In its first six months, the Trump administration has aggressively expanded oil and gas leasing, rolled back critical environmental regulations, and weakened methane emissions, reversing previous conservation protections and US progress on global climate commitments. Asked about these policies, Franz said, “I think oftentimes these pieces want to relitigate and relitigate and relitigate the past, instead of talking about the future that conservatives see.”
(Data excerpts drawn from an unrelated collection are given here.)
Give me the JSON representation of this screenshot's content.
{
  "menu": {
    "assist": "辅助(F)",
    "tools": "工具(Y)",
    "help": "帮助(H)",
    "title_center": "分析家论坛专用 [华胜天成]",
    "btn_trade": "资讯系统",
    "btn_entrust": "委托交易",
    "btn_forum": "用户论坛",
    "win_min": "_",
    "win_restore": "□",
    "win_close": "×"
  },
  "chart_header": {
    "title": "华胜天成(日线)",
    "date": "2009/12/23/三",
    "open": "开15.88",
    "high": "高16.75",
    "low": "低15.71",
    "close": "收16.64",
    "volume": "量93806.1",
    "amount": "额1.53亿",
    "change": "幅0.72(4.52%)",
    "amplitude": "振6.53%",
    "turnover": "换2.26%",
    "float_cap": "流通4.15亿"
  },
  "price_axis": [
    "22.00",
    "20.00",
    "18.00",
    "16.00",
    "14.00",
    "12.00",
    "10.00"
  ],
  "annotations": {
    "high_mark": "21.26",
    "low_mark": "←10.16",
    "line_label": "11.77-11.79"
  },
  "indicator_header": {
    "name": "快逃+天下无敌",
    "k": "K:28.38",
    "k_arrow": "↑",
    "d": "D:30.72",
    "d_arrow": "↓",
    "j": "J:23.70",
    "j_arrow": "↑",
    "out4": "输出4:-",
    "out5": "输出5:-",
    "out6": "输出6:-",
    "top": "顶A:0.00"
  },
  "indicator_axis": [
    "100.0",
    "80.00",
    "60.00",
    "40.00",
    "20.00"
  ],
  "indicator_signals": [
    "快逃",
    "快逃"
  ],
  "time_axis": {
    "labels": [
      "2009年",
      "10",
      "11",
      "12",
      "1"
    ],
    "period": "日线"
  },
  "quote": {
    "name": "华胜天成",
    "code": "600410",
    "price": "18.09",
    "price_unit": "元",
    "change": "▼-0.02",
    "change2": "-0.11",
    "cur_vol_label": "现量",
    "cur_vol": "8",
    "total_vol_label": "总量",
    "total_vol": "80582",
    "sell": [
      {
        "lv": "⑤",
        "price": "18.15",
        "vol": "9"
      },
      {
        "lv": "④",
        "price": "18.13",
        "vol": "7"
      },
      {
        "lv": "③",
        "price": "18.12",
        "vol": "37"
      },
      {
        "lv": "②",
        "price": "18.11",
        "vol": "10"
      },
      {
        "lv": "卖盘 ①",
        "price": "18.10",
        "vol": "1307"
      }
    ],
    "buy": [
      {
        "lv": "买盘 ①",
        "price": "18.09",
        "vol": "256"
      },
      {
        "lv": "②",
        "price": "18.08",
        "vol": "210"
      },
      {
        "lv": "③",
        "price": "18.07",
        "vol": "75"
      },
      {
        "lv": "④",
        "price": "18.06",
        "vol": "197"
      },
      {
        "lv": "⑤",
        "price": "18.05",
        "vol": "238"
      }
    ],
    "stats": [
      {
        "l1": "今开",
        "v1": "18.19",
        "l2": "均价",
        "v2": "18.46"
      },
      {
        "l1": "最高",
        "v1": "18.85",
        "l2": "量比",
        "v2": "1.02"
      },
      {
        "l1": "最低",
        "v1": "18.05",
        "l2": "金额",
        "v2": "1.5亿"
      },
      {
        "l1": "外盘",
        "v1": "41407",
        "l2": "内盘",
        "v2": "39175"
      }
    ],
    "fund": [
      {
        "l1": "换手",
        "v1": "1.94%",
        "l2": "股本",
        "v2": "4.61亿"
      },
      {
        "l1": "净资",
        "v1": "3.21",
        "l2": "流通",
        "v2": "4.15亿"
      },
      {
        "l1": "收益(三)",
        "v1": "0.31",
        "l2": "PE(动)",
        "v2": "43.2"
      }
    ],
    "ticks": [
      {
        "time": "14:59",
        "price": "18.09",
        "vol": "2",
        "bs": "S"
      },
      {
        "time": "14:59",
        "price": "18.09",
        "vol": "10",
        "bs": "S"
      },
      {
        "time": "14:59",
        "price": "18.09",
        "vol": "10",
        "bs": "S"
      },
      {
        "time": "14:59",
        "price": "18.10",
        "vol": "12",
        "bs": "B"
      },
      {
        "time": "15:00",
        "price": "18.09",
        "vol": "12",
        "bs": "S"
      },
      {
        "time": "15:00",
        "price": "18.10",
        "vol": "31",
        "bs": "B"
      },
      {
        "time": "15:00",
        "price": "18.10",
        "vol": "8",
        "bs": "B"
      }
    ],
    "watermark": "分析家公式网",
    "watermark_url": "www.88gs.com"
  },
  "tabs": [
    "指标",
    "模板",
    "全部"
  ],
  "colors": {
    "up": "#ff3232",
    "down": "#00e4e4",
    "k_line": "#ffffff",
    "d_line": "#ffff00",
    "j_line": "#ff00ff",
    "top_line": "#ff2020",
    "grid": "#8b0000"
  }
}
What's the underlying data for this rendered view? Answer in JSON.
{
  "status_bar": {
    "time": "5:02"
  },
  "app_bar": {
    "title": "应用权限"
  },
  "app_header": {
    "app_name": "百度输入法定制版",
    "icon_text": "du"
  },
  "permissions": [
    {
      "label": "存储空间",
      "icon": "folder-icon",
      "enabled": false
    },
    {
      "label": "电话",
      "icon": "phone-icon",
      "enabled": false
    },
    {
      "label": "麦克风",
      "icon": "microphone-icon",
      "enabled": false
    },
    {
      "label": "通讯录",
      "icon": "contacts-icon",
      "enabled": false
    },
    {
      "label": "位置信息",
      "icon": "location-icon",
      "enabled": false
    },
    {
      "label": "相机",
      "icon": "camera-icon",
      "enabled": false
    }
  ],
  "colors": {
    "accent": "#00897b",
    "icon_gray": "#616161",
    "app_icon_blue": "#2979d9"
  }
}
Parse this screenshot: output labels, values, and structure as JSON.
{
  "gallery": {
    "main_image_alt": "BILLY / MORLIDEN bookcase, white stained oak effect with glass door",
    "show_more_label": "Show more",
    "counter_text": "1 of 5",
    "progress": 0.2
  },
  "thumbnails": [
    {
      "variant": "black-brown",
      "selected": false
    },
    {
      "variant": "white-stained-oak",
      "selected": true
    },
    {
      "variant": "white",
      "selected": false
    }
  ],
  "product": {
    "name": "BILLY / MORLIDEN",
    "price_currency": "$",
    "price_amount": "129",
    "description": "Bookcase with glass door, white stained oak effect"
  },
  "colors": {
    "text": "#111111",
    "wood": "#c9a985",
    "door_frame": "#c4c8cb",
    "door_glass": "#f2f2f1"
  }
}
Franz and Backer see themselves as guardians of a tradition that protects a natural heritage alongside economic freedom. They don’t see a gulf between a livable future and the reality unfolding in Washington—a White House that praises abundance while leasing away the Arctic National Wildlife Refuge; an administration that talks about stewardship while gutting the laws that made it possible.

Franz recently became a parent, an experience that’s deepened her commitment to her work. She wants her 4-month-old son to grow up seeing the north woods of Minnesota the way she did—deer tracks in the snow, the bite of a November wind, the smell of rifle oil. Franz talks about caring about outcomes, not performative belief tests, how conservatives are tired of virtue signaling, and focusing on solutions. She doesn’t see a tension between supporting oil and gas and promoting conservation at the same time. “It assumes a binary choice between use and between care, and I think that we can do both.”

Whether that’s true is no longer just an ideological debate. It’s a matter of time. As Franz says, “It’s not really a question of, ‘Do you believe in climate change?’ anymore. It’s more a question of, ‘What do you want to do about it?’”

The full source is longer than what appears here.